From Chungking to Nairobi

Dylan Bushell-Embling
19 Feb 2009
00:00

The credit crunch hasn't dampened trade at the Chungking Mansions in Hong Kong, the source of at least 15% of sub-Sarahan Africa's mobile phones.

A fascinating feature in the Financial Times reveals that the infamous, seedy Chungking Mansions today hosts a thriving handset trade floor, where some 90 vendors sell phones ranging from brand new models to refabbed phones to C-grade fakes to traders from all over the world.

The floor is particularly popular with African traders eager to carve out a slice of the continent's booming handset market.

It even has its own academic, Gordon Mathews, professor of anthropology at the Chinese University of Hong Kong, who has made a major study of the Chungking handset trade.

He estimates that some 10 million phones per year are bought there.
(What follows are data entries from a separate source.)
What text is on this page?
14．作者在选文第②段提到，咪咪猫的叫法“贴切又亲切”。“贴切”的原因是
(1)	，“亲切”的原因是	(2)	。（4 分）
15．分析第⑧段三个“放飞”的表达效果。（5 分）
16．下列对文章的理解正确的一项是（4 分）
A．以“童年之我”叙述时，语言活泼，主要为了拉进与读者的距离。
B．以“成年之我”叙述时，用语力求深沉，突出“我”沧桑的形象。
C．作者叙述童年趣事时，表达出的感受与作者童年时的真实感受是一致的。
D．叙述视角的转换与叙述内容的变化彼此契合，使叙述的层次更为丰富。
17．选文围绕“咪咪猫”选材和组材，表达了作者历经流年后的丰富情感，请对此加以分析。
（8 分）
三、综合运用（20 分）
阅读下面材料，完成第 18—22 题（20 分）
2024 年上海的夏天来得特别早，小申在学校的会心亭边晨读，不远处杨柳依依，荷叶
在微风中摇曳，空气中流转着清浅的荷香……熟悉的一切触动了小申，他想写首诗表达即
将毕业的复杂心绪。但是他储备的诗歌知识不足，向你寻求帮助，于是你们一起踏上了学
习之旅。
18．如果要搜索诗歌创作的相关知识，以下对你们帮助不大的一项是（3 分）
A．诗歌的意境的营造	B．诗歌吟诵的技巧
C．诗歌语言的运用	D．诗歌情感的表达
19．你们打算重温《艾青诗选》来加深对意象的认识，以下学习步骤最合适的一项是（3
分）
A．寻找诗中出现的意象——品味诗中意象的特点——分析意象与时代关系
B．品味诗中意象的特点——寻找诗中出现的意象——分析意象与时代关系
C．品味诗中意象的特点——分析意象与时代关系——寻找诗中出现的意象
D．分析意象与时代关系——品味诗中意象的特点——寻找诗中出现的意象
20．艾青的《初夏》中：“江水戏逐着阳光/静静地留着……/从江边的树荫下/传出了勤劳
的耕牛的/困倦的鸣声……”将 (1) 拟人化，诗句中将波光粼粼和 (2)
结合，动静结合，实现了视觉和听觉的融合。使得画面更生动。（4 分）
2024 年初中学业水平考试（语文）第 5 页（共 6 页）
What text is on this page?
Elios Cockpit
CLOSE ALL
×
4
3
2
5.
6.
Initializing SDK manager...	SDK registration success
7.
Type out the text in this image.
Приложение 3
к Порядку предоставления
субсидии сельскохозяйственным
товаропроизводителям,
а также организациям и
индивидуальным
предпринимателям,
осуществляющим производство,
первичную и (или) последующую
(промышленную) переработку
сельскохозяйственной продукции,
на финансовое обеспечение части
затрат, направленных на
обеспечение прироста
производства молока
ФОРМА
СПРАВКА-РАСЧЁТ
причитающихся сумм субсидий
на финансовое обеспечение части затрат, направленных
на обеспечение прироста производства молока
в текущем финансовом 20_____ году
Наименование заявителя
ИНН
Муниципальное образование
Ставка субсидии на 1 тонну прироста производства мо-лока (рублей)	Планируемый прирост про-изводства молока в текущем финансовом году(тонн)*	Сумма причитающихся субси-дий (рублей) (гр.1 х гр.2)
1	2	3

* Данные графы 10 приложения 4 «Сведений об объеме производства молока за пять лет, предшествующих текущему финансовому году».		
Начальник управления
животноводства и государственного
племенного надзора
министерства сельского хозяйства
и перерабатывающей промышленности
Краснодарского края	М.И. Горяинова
In Kenya between 70 and 80% of all phones sold were procured at the building. Traders prefer to move the handsets via air travel, filling up their bags and carry-on luggage with as many phones as they can take on the plane.

There are an estimated 60 million mobile phone subscribers in Nigeria alone - a penetration rate of 32.79% - and that number is set to grow by 10 million a year over the next five years. Not bad considering that in 2001, mobile penetration was less than 1%.